AFP - Two months after the accident at the Fukushima Daiichi Nuclear Power Station (northeast) following the earthquake, Prime Minister of Japan has demanded the closure of another station in the center of the group subjected to high seismic risk.
"I ordered that (...) Chubu Electric Power stops the operation of all reactors in the Hamaoka nuclear power plant," Naoto Kan said Friday during a press conference in Tokyo.
"This decision was taken for the safety of people," he said."We also took into account the enormous impact that a serious accident at the Hamaoka plant might have on Japanese society as a whole," he added.
The region will suffer a power shortage
This plant is located within 200 km southwest of Tokyo and a hundred kilometers from the city of Nagoya, the heart of an industrial region.
Specifically, this decision is to close the reactors 4 and 5 and does not restart the reactor 3, currently stopped for checking. Units 1 and 2 of the plant to five reactors had been finally stopped.
Mr.Kan warned that this decision might cause a power shortage in the region as a first step.
"The competent authorities including the Ministry of Science, estimated at 87% chance that an earthquake of magnitude 8 struck the region over the next 30 years," said Japanese Prime Minister.
"It is necessary to introduce measures in the medium and long terms, particularly the construction of protective walls facing the sea, who could resist" to a giant tsunami, he said, without elaborating on the calendar.
According to Kyodo, Chubu Electric has agreed to suspend operations.
"This can not be the last", says Greenpeace
Located at the junction of four tectonic plates, Japan is undergoing one of the strongest earthquakes recorded on Earth.On 11 March, a magnitude 9 earthquake followed by a giant tsunami devastated the northeast of the archipelago and left over 25,000 dead and missing, and in 1995, an earthquake in Kobe (center-west) made more than 6,400 dead.
The Japanese anti-nuclear activists rejoiced.
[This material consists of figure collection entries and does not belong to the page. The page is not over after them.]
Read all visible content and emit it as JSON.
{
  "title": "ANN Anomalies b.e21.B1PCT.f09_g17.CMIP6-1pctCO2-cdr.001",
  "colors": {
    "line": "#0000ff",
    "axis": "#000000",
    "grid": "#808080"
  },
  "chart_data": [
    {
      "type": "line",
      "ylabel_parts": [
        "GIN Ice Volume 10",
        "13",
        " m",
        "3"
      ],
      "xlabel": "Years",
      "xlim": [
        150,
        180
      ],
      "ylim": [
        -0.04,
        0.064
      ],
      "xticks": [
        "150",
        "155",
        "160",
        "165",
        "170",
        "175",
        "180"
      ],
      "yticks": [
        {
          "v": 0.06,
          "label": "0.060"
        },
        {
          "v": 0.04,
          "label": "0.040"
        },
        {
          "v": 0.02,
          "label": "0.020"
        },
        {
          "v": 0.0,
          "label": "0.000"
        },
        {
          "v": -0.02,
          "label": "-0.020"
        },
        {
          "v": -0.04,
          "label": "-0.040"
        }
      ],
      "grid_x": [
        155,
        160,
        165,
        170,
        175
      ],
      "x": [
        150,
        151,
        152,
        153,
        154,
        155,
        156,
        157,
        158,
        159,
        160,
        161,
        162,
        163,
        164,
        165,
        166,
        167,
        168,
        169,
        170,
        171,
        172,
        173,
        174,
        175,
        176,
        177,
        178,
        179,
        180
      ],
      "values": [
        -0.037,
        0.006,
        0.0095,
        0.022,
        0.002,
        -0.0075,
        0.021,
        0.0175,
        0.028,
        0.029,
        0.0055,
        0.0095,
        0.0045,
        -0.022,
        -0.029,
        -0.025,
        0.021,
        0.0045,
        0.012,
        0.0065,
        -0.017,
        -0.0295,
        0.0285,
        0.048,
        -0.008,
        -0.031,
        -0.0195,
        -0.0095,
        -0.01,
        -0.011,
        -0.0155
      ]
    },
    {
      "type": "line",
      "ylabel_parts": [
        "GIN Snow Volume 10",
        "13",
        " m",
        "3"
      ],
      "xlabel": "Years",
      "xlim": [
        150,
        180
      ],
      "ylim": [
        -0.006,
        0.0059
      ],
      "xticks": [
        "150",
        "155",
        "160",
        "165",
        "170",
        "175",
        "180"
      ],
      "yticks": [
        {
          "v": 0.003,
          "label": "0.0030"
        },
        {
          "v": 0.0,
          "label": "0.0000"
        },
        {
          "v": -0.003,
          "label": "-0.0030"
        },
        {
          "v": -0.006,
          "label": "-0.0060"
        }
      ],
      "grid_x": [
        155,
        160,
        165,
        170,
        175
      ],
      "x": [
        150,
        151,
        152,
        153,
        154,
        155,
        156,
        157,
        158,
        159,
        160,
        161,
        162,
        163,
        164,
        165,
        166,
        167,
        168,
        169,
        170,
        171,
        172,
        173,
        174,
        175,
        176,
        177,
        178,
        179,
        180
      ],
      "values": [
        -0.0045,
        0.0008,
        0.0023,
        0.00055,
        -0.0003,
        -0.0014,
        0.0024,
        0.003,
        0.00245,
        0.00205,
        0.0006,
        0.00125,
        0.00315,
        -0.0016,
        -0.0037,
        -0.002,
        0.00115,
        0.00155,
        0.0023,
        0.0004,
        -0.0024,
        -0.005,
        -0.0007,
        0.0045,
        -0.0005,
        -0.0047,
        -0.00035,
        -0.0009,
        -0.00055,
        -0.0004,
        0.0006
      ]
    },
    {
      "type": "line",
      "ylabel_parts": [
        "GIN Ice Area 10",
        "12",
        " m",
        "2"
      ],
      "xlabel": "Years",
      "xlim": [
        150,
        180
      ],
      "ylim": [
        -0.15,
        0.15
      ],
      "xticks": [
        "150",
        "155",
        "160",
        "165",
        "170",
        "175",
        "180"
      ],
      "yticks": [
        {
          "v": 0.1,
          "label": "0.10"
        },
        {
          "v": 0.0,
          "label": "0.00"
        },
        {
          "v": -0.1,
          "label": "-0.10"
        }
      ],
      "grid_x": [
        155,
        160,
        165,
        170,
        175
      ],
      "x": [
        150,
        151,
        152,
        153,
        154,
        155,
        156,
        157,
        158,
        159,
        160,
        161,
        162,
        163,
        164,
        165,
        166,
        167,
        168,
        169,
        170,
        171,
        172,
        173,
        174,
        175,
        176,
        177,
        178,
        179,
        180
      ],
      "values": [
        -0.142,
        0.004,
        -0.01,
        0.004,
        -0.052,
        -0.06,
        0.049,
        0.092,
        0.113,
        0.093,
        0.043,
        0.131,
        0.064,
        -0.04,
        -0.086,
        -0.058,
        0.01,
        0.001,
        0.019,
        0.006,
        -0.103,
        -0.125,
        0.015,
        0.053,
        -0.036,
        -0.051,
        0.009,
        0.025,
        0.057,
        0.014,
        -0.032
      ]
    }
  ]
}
"Greenpeace welcomes the decision of the Prime Minister to close Hamaoka, one of the most dangerous nuclear plants in Japan," said Junichi Sato, Greenpeace Japan executive director.
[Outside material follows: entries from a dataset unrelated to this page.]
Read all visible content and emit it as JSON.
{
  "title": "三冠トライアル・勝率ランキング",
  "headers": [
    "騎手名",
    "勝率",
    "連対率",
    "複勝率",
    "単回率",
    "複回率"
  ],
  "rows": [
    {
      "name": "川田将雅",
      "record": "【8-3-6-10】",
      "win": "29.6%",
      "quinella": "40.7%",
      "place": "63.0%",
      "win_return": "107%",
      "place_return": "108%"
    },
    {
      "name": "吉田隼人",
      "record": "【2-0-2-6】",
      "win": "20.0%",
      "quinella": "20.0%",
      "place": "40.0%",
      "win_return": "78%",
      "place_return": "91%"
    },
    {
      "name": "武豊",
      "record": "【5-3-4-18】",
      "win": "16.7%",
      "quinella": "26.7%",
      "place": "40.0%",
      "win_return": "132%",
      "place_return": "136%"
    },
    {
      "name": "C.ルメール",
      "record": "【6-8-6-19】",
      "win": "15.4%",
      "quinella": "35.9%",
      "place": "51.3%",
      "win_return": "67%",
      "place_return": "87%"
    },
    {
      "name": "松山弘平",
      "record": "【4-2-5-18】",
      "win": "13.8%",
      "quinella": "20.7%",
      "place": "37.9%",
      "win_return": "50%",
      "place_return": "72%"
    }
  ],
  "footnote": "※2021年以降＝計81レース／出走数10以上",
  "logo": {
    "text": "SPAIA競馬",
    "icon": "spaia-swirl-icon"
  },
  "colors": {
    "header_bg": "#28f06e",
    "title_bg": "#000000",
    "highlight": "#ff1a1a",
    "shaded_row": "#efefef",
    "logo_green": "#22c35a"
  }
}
"For the first time a sitting prime minister has directly sought a nuclear plant is closed in Japan.However, this can not be the last, "he added.
"Fukushima is a stark reminder of the consequences of nuclear energy, and there are still many other dangerous reactors in operation," he said.
Japan is facing two months since the worst nuclear accident in its history after cessation of cooling Fukushima Daiichi plant, caused by the disaster of 11 March.
Tokyo Electric Power (TEPCO), operator of the plant located 250 km northeast of Tokyo, believes it can reach the reactor cooling by January 2012.
Japan had about fifty nuclear reactors in operation before the earthquake.Nuclear power provides slightly less than 30% of the electricity consumed in the country.